Escupió para quitarse el mal sabor de boca.

Karima no se volvió a mirarlo. No sabía si su decisión era la correcta, y se le partía el corazón al pensar que lo estaba abandonando, pero no se volvió. Tenía miedo de volver a ceder, de que todo volviera a empezar desde el principio. No podía flaquear. De una vez por todas, tenía que obedecer los mandatos de la razón.

Lu'lu cabalgaba junto a ella.

—Todavía está esperando, señora —dijo, sintiéndose infeliz, y sus ojos se dirigían hacia ella con expresión tan suplicante como si sufriera incluso más que Karima por aquella separación.

Pero ella no se volvió. No sabía si la decisión era correcta o equivocada; sólo sabía que estaría mal echarse atrás una vez más.

Ni siquiera estaba segura de qué la había inducido finalmente a tomar esa decisión. ¿Pensamientos racionales? ¿Un estado de ánimo, un accidente, una palabra inapropiada?

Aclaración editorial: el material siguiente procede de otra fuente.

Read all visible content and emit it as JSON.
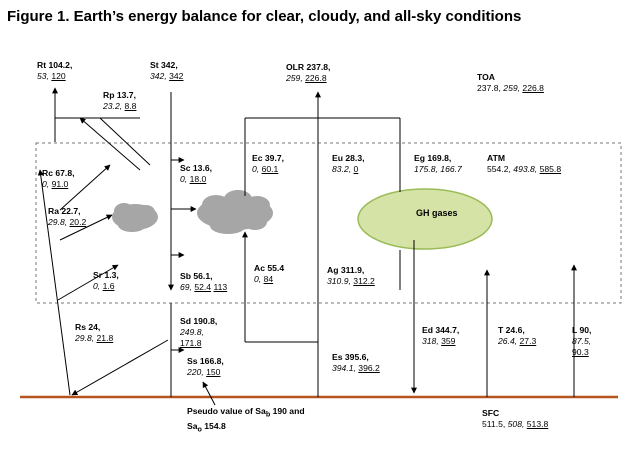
{
  "title": "Figure 1. Earth’s energy balance for clear, cloudy, and all-sky conditions",
  "colors": {
    "surface_line": "#b5541c",
    "dashed_box": "#777777",
    "cloud_fill": "#a6a6a6",
    "gh_fill": "#d5e3a6",
    "gh_stroke": "#9bbb59"
  },
  "gh_gases": "GH gases",
  "labels": {
    "rt": {
      "name": "Rt 104.2,",
      "v1": "53,",
      "v2": "120"
    },
    "st": {
      "name": "St 342,",
      "v1": "342,",
      "v2": "342"
    },
    "olr": {
      "name": "OLR 237.8,",
      "v1": "259,",
      "v2": "226.8"
    },
    "toa": {
      "name": "TOA",
      "v0": "237.8,",
      "v1": "259,",
      "v2": "226.8"
    },
    "rp": {
      "name": "Rp 13.7,",
      "v1": "23.2,",
      "v2": "8.8"
    },
    "rc": {
      "name": "Rc 67.8,",
      "v1": "0,",
      "v2": "91.0"
    },
    "sc": {
      "name": "Sc 13.6,",
      "v1": "0,",
      "v2": "18.0"
    },
    "ec": {
      "name": "Ec 39.7,",
      "v1": "0,",
      "v2": "60.1"
    },
    "eu": {
      "name": "Eu 28.3,",
      "v1": "83.2,",
      "v2": "0"
    },
    "eg": {
      "name": "Eg 169.8,",
      "v1": "175.8,",
      "v2": "166.7"
    },
    "atm": {
      "name": "ATM",
      "v0": "554.2,",
      "v1": "493.8,",
      "v2": "585.8"
    },
    "ra": {
      "name": "Ra 22.7,",
      "v1": "29.8,",
      "v2": "20.2"
    },
    "sr": {
      "name": "Sr 1.3,",
      "v1": "0,",
      "v2": "1.6"
    },
    "sb": {
      "name": "Sb 56.1,",
      "v1": "69,",
      "v2": "52.4",
      "v3": "113"
    },
    "ac": {
      "name": "Ac 55.4",
      "v1": "0,",
      "v2": "84"
    },
    "ag": {
      "name": "Ag 311.9,",
      "v1": "310.9,",
      "v2": "312.2"
    },
    "rs": {
      "name": "Rs 24,",
      "v1": "29.8,",
      "v2": "21.8"
    },
    "sd": {
      "name": "Sd  190.8,",
      "v1": "249.8,",
      "v2": "171.8"
    },
    "ed": {
      "name": "Ed 344.7,",
      "v1": "318,",
      "v2": "359"
    },
    "t": {
      "name": "T 24.6,",
      "v1": "26.4,",
      "v2": "27.3"
    },
    "l": {
      "name": "L 90,",
      "v1": "87.5,",
      "v2": "90.3"
    },
    "es": {
      "name": "Es 395.6,",
      "v1": "394.1,",
      "v2": "396.2"
    },
    "ss": {
      "name": "Ss 166.8,",
      "v1": "220,",
      "v2": "150"
    },
    "sfc": {
      "name": "SFC",
      "v0": "511.5,",
      "v1": "508,",
      "v2": "513.8"
    },
    "pseudo": {
      "line1_pre": "Pseudo",
      "line1_mid": " value of Sa",
      "line1_sub": "b",
      "line1_post": " 190 and",
      "line2_pre": "Sa",
      "line2_sub": "o",
      "line2_post": " 154.8"
    }
  }
}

Allí estaban esos dos judíos, que cabalgaban al frente del grupo. Uno era de Toledo; el otro, de Sevilla. Dos compradores de prisioneros, que habían manumitido a dieciséis musulmanes en el mercado de Sepúlveda. El día anterior habían llegado de repente a la casa, en la que habían encontrado alojamiento en la misma habitación que Lope y Lu'lu. Luego habían estado en el patio, charlando en hebreo, y Karima, al escuchar al sevillano, se había sentido embargada por tal sentimiento de irrefrenable nostalgia que había roto a llorar.

Entonces, de pronto, se le había presentado la inesperada posibilidad de volver a casa bajo la protección de un gran grupo de viajeros y en compañía de paisanos.

¿Qué la había empujado? Quizá el miedo de volver a León, donde ya había intentado una vez separarse de Lope. O la descorazonadora certeza de que esa busca infinita tampoco terminaría en Sepúlveda.

—El responsable de todo es el maestro de armas de un conde francés de la corte —le había dicho Lope.